Si este periódico en vez de ser de 2021 fuera de 1947, en la portada saldrían los extraterrestres porque, entre junio y julio de ese año, el tema que ocupaba la prensa era el llamado incidente Roswell. Miembros del Ejército destacados en esa zona de Nuevo México (EEUU) anunciaron que habían avistado objetos voladores no identificados. Enseguida corrieron todo tipo de especulaciones alimentadas por las descripciones de los testigos.

El punto culminante de aquel episodio llegó el 8 de julio cuando uno de los ovnis se estrelló cerca de un rancho. A toda prisa, las autoridades salieron a decir que todo el mundo estuviera tranquilo, que nada de ovnis, que solo era un globo meteorológico experimental, y que circulen que no hay nada que ver.

Si ahora hay quien piensa que se inyectan microchips con las vacunas, no es necesario decir que en 1947 no todo el mundo quiso creerse la versión oficial y las teorías de que aquello era una nave extraterrestre se mantuvieron a lo largo de los años. Ni una cosa ni la otra. En 1995, una investigación del Congreso de los Estados Unidos demostró que el objeto de Nuevo México era una prueba de sonda espía contra la Unión Soviética.

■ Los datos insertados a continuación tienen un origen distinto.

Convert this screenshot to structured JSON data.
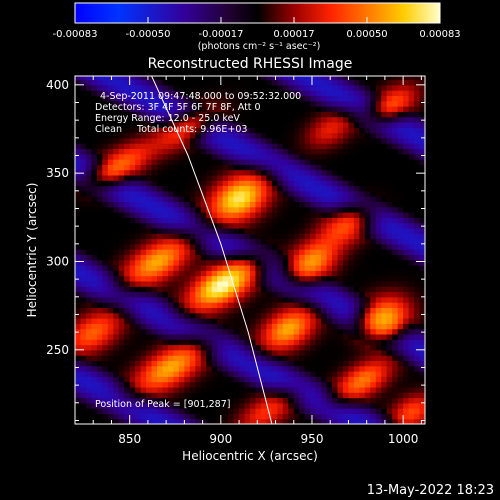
{
  "chart_data": {
    "type": "heatmap",
    "title": "Reconstructed RHESSI Image",
    "xlabel": "Heliocentric X (arcsec)",
    "ylabel": "Heliocentric Y (arcsec)",
    "xlim": [
      820,
      1012
    ],
    "ylim": [
      208,
      405
    ],
    "xticks": [
      850,
      900,
      950,
      1000
    ],
    "yticks": [
      250,
      300,
      350,
      400
    ],
    "colorbar": {
      "ticks": [
        "-0.00083",
        "-0.00050",
        "-0.00017",
        "0.00017",
        "0.00050",
        "0.00083"
      ],
      "range": [
        -0.00083,
        0.00083
      ],
      "unit_label": "(photons cm⁻² s⁻¹ asec⁻²)"
    },
    "annotations": [
      "4-Sep-2011 09:47:48.000 to 09:52:32.000",
      "Detectors: 3F 4F 5F 6F 7F 8F, Att 0",
      "Energy Range: 12.0 - 25.0 keV",
      "Clean     Total counts: 9.96E+03"
    ],
    "peak_label": "Position of Peak = [901,287]",
    "peak": {
      "x": 901,
      "y": 287,
      "value": 0.00083
    },
    "limb_curve": {
      "x": [
        862,
        882,
        900,
        915,
        928
      ],
      "y": [
        405,
        360,
        310,
        260,
        208
      ]
    },
    "blobs": [
      {
        "x": 901,
        "y": 287,
        "value": 0.00083,
        "sx": 14,
        "sy": 7
      },
      {
        "x": 910,
        "y": 336,
        "value": 0.00075,
        "sx": 12,
        "sy": 8
      },
      {
        "x": 865,
        "y": 300,
        "value": 0.0006,
        "sx": 14,
        "sy": 7
      },
      {
        "x": 950,
        "y": 300,
        "value": 0.00055,
        "sx": 10,
        "sy": 7
      },
      {
        "x": 937,
        "y": 262,
        "value": 0.0006,
        "sx": 11,
        "sy": 7
      },
      {
        "x": 872,
        "y": 240,
        "value": 0.0006,
        "sx": 15,
        "sy": 7
      },
      {
        "x": 990,
        "y": 268,
        "value": 0.0006,
        "sx": 10,
        "sy": 8
      },
      {
        "x": 968,
        "y": 320,
        "value": 0.0004,
        "sx": 11,
        "sy": 7
      },
      {
        "x": 978,
        "y": 233,
        "value": 0.0005,
        "sx": 12,
        "sy": 6
      },
      {
        "x": 830,
        "y": 260,
        "value": 0.00045,
        "sx": 12,
        "sy": 7
      },
      {
        "x": 845,
        "y": 355,
        "value": 0.00045,
        "sx": 13,
        "sy": 6
      },
      {
        "x": 880,
        "y": 375,
        "value": 0.00035,
        "sx": 14,
        "sy": 6
      },
      {
        "x": 995,
        "y": 390,
        "value": 0.0004,
        "sx": 10,
        "sy": 6
      },
      {
        "x": 960,
        "y": 375,
        "value": 0.0003,
        "sx": 10,
        "sy": 6
      },
      {
        "x": 1005,
        "y": 215,
        "value": 0.0004,
        "sx": 9,
        "sy": 6
      },
      {
        "x": 925,
        "y": 215,
        "value": 0.00035,
        "sx": 12,
        "sy": 6
      }
    ]
  },
  "footer": {
    "date": "13-May-2022 18:23"
  }
}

Eran los primeros compases de la Guerra Fría y Washington y Moscú se disputaban el control del mundo que se estaba dividiendo en dos bloques.

El incidente Roswell dio origen a un concepto que hizo fortuna. Cuando los testigos y la prensa quisieron encontrar una metáfora visual para describir aquellos ovnis, se dijo que parecían una flying saucer o un flying disc, término que se ha traducido como «platillo volante». Y que alguna gente con ingenio supo aprovechar para su negocio.

Walter Frederick Morrison fue uno de ellos. Unos cuantos años antes, en 1937, como todos los jóvenes de su época –entonces tenía 17 años–, con su novia y futura esposa Lu Nay, se entretenían pasándose el plato donde servían las palomitas en las playas californianas. La diferencia es que ellos le vieron potencial y lo quisieron comercializar. Desgraciadamente, al poco estalló la guerra y Morrison fue movilizado. Pero, a veces, no hay mal que por bien no venga. Fue destinado a las fuerzas aéreas y allí aprendió unas mínimas nociones de aeronáutica, que le sirvieron para perfeccionar el producto, que llamaba Flyin’ Cake Pans.

Terminado el conflicto quiso ponerse manos a la obra y, gracias al inversor Warren Franscioni, consiguió dinero para pagar los moldes. Todo esto ocurría en 1948, en plena fiebre ovni, y tuvieron claro rebautizarlo como Flying Saucer.

Lo vendían en las ferias locales de las zonas costeras, pero Walter y Lu eran ambiciosos y en 1955 crearon un nuevo diseño llamado Pluto Platter, que llamó la atención de la empresa Wham–O. La compañía les compró los derechos de fabricación y para aumentar las ventas lo promocionaron en los campus universitarios. Fue entonces cuando le dieron el nombre con el que es conocido actualmente: Frisbee.

En realidad se apropiaron del nombre del panadero William Russell Frisbie, que a finales del siglo XIX, en la zona de la Universidad de Yale, había empezado a vender pasteles en unas latas. Estos recipientes, una vez vacíos, servían de entretenimiento para los estudiantes. Como en la parte inferior estaba la marca Frisbie Pie Company, todo el mundo los llamaba así. Lo único que hizo Wham–O fue cambiar la manera de escribirlo.

Durante los años 60 fue muy popular, gracias a la habilidad que tuvo la empresa de convertir jugar con el frisbee en una actividad deportiva. El ideólogo de este posicionamiento de producto fue Ed Headrick, que diseñó competiciones donde el platillo volante era el protagonista. Una de las que todavía tienen muchos seguidores, sobre todo en EEUU, es el Disc Golf, donde los jugadores deben hacer aterrizar el frisbee en una especie de cestas, siguiendo un recorrido formado por 18 hoyos. Pero se podrían citar muchos otros ejemplos de juegos surgidos por iniciativa popular de gente enamorada de este disco. Lo que no lograron los alienígenas con sus platillos volantes, lo ha conseguido el frisbee, que ha conquistado el mundo.